Pelo contrário existem cinco pontos que obrigam os Estados Unidos, como a obrigação de suspender imediatamente o bloqueio naval ( ponto 4); de criar um plano de reconstrução e desenvolvimento económico para o Irão de 300 mil milhões de dólares (ponto 6); a obrigação de eliminação progressiva de todas as sanções impostas ao Irão, (ponto 7) e que; enquanto não existir um acordo nuclear “ o Irão manterá o estado atual do seu programa nuclear e os Estados Unidos não aplicarão novas sanções nem reforçarão a sua presença militar na região”( ponto 9) .

O ponto restante o 14 é o mais positivo porque trata da formalização do acordo final a ser feita no Conselho de Segurança da ONU, onde provavelmente tudo deveria ter começado.

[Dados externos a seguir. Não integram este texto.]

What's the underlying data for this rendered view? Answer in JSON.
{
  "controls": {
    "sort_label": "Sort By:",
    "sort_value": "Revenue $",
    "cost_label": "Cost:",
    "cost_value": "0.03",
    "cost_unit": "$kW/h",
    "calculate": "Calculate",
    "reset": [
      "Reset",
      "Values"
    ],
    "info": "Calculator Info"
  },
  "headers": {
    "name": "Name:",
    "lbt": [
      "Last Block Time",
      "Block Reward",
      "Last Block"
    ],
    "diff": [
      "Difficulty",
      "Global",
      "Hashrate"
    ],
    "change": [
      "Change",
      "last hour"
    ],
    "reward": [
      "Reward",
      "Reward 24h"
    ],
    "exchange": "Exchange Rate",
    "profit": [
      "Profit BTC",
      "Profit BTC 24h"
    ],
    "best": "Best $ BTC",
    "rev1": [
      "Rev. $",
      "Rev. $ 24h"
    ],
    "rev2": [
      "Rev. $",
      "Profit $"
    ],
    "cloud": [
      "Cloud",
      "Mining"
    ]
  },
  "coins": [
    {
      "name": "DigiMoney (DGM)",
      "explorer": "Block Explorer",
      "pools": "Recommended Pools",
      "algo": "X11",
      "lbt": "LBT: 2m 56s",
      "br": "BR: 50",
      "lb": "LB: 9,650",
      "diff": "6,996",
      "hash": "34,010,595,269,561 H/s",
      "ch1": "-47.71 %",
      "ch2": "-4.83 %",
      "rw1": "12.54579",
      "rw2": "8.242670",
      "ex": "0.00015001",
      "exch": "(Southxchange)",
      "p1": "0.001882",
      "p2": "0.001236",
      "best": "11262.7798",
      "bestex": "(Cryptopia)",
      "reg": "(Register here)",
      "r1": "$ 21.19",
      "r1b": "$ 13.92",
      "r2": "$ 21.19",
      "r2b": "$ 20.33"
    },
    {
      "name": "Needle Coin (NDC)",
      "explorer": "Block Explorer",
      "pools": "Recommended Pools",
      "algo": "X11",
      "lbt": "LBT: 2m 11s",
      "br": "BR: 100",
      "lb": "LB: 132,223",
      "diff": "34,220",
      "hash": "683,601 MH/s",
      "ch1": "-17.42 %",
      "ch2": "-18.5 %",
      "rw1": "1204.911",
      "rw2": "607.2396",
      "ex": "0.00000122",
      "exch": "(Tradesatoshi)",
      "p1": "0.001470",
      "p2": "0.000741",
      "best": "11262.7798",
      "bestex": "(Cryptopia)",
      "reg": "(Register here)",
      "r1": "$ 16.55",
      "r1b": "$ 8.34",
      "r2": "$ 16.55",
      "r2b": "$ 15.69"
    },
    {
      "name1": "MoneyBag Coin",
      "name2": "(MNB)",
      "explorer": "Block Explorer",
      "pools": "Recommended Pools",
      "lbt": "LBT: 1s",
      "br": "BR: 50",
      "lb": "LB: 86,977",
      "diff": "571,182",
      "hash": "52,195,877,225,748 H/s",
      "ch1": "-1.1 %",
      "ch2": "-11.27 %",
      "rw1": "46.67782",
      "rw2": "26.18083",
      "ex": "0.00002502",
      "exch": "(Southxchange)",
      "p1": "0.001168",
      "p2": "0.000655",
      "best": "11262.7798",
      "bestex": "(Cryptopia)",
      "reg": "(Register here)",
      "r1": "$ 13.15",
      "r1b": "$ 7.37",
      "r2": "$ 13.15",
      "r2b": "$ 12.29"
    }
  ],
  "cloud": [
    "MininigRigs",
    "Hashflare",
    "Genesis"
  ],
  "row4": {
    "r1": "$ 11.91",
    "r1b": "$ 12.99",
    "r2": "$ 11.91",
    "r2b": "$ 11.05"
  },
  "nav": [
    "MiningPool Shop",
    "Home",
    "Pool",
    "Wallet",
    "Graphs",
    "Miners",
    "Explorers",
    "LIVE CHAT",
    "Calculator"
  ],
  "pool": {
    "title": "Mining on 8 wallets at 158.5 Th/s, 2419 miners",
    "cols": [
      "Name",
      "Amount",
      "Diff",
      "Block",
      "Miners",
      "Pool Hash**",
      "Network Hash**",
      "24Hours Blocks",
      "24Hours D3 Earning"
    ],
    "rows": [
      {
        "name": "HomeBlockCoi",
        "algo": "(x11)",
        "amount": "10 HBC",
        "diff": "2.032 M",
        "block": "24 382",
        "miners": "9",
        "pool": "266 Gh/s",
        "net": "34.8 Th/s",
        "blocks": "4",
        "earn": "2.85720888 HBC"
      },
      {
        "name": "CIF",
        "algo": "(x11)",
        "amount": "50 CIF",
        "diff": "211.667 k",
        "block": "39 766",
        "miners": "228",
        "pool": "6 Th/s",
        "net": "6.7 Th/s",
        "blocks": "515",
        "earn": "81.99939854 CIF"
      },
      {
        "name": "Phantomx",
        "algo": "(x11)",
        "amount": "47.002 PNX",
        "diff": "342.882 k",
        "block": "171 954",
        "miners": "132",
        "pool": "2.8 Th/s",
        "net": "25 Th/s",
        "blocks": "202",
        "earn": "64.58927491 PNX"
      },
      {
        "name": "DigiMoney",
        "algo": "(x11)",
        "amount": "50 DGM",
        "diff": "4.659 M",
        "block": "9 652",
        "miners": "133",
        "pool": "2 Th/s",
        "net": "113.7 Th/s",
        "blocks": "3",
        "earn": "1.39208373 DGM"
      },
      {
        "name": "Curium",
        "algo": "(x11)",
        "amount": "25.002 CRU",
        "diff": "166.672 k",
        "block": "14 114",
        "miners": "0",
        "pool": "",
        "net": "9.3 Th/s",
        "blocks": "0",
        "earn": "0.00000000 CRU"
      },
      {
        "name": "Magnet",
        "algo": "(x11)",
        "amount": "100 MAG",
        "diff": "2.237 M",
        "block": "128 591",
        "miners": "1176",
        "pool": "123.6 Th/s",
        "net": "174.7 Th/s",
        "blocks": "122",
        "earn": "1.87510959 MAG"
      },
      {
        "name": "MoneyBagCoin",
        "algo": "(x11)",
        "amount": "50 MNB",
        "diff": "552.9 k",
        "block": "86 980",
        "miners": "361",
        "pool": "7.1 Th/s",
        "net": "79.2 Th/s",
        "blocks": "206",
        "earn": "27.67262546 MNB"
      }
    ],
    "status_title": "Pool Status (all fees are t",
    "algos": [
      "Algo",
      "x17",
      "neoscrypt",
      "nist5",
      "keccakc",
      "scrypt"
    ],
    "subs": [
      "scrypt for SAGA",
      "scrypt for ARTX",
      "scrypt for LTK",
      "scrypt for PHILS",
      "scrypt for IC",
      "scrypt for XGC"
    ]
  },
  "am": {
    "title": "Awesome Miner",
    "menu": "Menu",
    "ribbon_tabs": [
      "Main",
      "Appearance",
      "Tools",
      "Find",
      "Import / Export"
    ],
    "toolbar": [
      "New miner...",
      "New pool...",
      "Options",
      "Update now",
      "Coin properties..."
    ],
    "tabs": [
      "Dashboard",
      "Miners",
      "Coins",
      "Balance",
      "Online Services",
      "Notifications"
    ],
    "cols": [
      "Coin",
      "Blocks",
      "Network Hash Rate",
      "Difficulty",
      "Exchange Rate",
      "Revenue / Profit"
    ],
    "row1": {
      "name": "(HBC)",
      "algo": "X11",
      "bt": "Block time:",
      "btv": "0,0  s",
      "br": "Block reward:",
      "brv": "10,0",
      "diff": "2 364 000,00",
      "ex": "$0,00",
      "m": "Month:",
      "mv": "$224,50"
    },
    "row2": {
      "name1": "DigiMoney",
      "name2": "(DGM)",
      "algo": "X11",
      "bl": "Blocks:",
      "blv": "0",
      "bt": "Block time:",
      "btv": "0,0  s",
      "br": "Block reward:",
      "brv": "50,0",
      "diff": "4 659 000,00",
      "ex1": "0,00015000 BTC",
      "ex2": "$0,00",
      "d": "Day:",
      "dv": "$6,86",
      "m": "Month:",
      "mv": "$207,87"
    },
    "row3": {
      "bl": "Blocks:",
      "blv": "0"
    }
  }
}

Em resumo, estamos na presença de um péssimo documento, que é necessário apenas porque, mais uma vez, Donald Trump iniciou a guerra de forma ignorante e amadora, com resultados desastrosos para os Estados Unidos e para todo o mundo livre, na medida em que o regime assassino do Irão recebe assim um salvo conduto para continuar a oprimir o seu povo. Apenas a Rússia e a China poderão ganhar alguma coisa.